Ancak asıl başarı kadının özne olmaya bir adım daha yaklaşması şeklinde olmuştur. Hapsedildikleri evlerinden, “elinin hamuruyla erkek işine karışma” zihniyetinden koparak kendi bedenleri, yaşamları, yaşam alanları üzerinde söz hakkı için kadın mücadelesine dört elle sarılan kadınlar, özgürlüklerine adım adım yaklaşmanın yolunu seçmişlerdir.

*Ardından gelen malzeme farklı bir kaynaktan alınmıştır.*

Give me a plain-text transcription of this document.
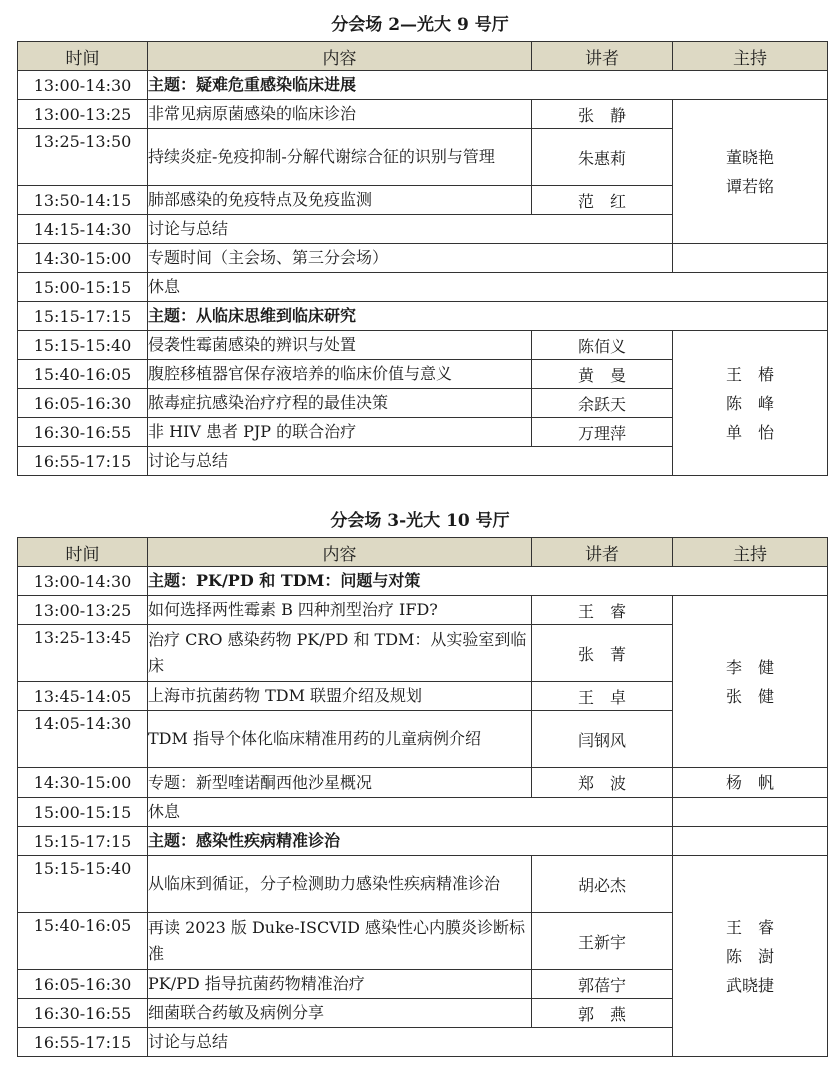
分会场 2—光大 9 号厅
时间	内容	讲者	主持
13:00-14:30	主题：疑难危重感染临床进展		
13:00-13:25	非常见病原菌感染的临床诊治	张　静	董晓艳
谭若铭

13:25-13:50	持续炎症-免疫抑制-分解代谢综合征的识别与管理	朱惠莉	
13:50-14:15	肺部感染的免疫特点及免疫监测	范　红	
14:15-14:30	讨论与总结		
14:30-15:00	专题时间（主会场、第三分会场）		
15:00-15:15	休息		
15:15-17:15	主题：从临床思维到临床研究		
15:15-15:40	侵袭性霉菌感染的辨识与处置	陈佰义	王　椿
陈　峰
单　怡

15:40-16:05	腹腔移植器官保存液培养的临床价值与意义	黄　曼	
16:05-16:30	脓毒症抗感染治疗疗程的最佳决策	余跃天	
16:30-16:55	非 HIV 患者 PJP 的联合治疗	万理萍	
16:55-17:15	讨论与总结		
分会场 3-光大 10 号厅
时间	内容	讲者	主持
13:00-14:30	主题：PK/PD 和 TDM：问题与对策		
13:00-13:25	如何选择两性霉素 B 四种剂型治疗 IFD?	王　睿	李　健
张　健

13:25-13:45	治疗 CRO 感染药物 PK/PD 和 TDM：从实验室到临床	张　菁	
13:45-14:05	上海市抗菌药物 TDM 联盟介绍及规划	王　卓	
14:05-14:30	TDM 指导个体化临床精准用药的儿童病例介绍	闫钢风	
14:30-15:00	专题：新型喹诺酮西他沙星概况	郑　波	杨　帆
15:00-15:15	休息		
15:15-17:15	主题：感染性疾病精准诊治		
15:15-15:40	从临床到循证，分子检测助力感染性疾病精准诊治	胡必杰	王　睿
陈　澍
武晓捷

15:40-16:05	再读 2023 版 Duke-ISCVID 感染性心内膜炎诊断标准	王新宇	
16:05-16:30	PK/PD 指导抗菌药物精准治疗	郭蓓宁	
16:30-16:55	细菌联合药敏及病例分享	郭　燕	
16:55-17:15	讨论与总结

Çocuk yaşta evlendirilerek ailelerin korumakla yükümlü olduğu “namus” kavramının bir başkasına devredilmesiyle yaşamların sürdürmeye çalışan kadınlara bir örnek Amed’in Kocaköy ilçesinde eşbaşkan adayı olan ve seçimlerde galip gelen Berivan Elif Kılıç’tır. Henüz 15 yaşındayken evlendirilen Kılıç, kendisine dayatılan aile-ev-namus üçgenini reddederek kabuğunu kırmayı başardı, yerel seçimlerle beraber belediye başkanı oldu. Ezilmişliğin verdiği özgüvensizlik halinden de kurtulmak için adımlar atan kadınlar kendini özgürce ifade edebileceği alanlar yaratmak için, söz söyleme, pratiğe geçme hakkı için erkek egemen sisteme karşı başkaldırıyor.

 

Fatma Şahin seçilse ne, seçilmese ne?!

Diğer yandan AKP’nin “nadide” ve parmakla sayılır kadın adaylarından olan Aile ve Sosyal Politikalar Bakanlığı görevinden ayrılarak Antep’te büyükşehir belediye başkanlığına adaylığını koyan Fatma Şahin’in seçimleri kazanmasını kadın temsiliyeti açısından bir başarı olarak ele alamayız. Öncesinde görev aldığı bakanlığın isminden de anlaşıldığı üzere kadını aile kavramından ayrı olarak ele almayan, kadının inisiyatifini tanımayan bir zihniyetin temsilcisi olan Şahin’in seçilmesi, kadının edilgenliğini korumaya çalışan erkek egemen sisteme karşı bir nitelik taşımamaktadır. Kadınların siyaset sahnesinde temsil edilmesinin bile ciddi sorun olduğu ülkemizde Fatma Şahin gibilerin “kadını siyasete kazandırma” politikalarının değil, tersine erkek egemen sistemi koruyan, besleyen politikaların ürünü olduğu açıktır ve yerel yönetimlerde kadın sayısının artmasından başkaca bir anlam taşımamaktadır.

 

Son olarak; kadınların seçimlerden doğru kazanımını salt belediyeleri kazanması açısından değerlendirmek eksik kalacaktır. Kadınlar özneleşmek, hapsolmuşlarından kurtulmak için bu süreçte önemli adımlar atmışlardır ve özgürlüğe adımlar atan kadınlar kuşkusuz bir daha evlerine geri dönmeyecek, mücadelelerini büyüteceklerdir. Bu açıdan bakıldığında kadınlar Gezi İsyanı’ndan bu yana ciddi kazanımlar elde etmiş ve eşbaşkanlık sistemini hem mücadeleyle kazanıp hem de hayata geçirerek maddi kazanımlar elde etmişlerdir.